Les bloquistes et néodémocrates demandent depuis longtemps la suspension de l’Entente sur les tiers pays sûrs. Les libéraux de Justin Trudeau plaident plutôt pour une modernisation de l’accord et assurent qu’ils négocient en ce sens auprès des Américains.
« Évidemment, on a des préoccupations [au sujet de] l’entente. […] On va toujours s’assurer que nos principes et nos valeurs en matière d’immigration et de droits de la personne sont respectés », a dit le premier ministre Justin Trudeau, jeudi matin, alors qu’il se rendait à une réunion avec son Conseil des ministres.
Il a affirmé qu’Ottawa s’en remet au Haut-Commissariat des Nations unies pour les réfugiés pour faire les vérifications de respect des droits des migrants refoulés.
Jeudi, les neuf juges de la Cour suprême doivent entendre d’autres intervenants au cours de l’audience. Ils auront notamment l’occasion de questionner des représentants du ministère fédéral de la Justice qui défendront le ministère de l’Immigration.
Devant des tribunaux inférieurs, le gouvernement canadien a plaidé que les demandeurs éconduits ont accès à une procédure juste et équitable aux États-Unis.

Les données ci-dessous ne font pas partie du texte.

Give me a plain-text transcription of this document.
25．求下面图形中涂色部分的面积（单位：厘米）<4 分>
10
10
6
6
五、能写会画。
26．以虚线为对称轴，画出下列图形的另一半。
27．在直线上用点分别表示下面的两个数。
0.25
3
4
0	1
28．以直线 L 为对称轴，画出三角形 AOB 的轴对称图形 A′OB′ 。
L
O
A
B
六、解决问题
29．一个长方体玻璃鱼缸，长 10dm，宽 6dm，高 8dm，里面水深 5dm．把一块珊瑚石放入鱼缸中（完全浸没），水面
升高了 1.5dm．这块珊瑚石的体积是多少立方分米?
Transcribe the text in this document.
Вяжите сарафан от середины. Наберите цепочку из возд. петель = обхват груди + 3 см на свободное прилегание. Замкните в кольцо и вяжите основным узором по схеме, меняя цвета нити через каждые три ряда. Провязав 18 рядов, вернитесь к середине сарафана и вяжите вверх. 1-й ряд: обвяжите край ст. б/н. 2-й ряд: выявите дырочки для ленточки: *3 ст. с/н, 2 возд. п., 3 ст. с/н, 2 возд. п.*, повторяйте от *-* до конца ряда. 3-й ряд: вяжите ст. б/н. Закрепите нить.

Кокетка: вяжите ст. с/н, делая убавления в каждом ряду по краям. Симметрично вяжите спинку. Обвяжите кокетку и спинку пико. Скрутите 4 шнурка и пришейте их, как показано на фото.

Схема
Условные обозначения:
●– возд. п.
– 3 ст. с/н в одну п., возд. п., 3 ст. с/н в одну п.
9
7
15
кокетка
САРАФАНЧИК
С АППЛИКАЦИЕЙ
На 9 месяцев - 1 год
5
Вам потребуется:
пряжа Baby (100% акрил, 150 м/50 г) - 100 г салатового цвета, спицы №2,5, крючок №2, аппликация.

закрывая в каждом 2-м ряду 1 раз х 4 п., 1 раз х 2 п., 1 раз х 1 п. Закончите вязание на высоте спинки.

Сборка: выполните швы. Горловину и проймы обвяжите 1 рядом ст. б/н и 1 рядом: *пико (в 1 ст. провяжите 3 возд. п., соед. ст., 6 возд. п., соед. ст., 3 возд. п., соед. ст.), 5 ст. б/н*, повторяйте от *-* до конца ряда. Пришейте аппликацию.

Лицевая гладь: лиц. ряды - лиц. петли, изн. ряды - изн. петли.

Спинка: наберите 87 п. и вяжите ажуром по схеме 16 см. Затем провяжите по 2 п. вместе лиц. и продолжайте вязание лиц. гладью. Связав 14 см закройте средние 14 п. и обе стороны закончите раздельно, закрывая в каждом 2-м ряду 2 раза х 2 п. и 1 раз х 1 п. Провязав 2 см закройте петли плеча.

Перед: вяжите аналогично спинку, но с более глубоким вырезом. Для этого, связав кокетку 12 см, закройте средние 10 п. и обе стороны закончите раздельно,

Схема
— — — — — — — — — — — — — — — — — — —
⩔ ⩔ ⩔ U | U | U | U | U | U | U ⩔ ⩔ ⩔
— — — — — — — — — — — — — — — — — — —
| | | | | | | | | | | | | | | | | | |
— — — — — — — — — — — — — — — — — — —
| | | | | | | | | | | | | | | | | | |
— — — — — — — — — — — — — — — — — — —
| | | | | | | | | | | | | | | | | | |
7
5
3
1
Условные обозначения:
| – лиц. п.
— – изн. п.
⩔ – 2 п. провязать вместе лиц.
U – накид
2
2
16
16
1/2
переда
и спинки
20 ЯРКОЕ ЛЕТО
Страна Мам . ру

Ottawa soutient qu’il n’est pas déraisonnable de renvoyer des gens au sud de la frontière afin qu’ils demandent l’asile dans ce pays.
Dossier de longue date
Les groupes de défense des réfugiés s’opposent depuis longtemps à cette entente en alléguant que les États-Unis ne sont pas toujours un lieu sûr pour des gens qui fuient la persécution.
De nombreux demandeurs d’asile ont mené cette bataille en Cour fédérale aux côtés du Conseil canadien pour les réfugiés, du Conseil canadien des Églises et d’Amnistie internationale.
Dans une décision rendue en 2020, la juge de la Cour fédérale Ann Marie McDonald a conclu que l’Entente sur les tiers pays sûrs avait pour effet de condamner à la prison aux États-Unis les demandeurs déclarés inadmissibles.
La juge McDonald a écrit que la détention et les conséquences qui en découlent ne sont pas conformes avec l’esprit de la loi et son objectif. Elle considère qu’il s’agit d’une violation de l’article 7 de la Charte canadienne des droits et libertés.
La Cour fédérale d’appel a toutefois infirmé cette décision l’an dernier.
Selon le tribunal d’appel, la faute constitutionnelle est causée par la manière dont les autorités interprètent l’application de l’entente et non pas de l’entente elle-même. La cour ajoute que puisque les demandeurs ne s’attaquent pas au comportement fautif des autorités, elle ne dispose pas de la preuve nécessaire pour se prononcer.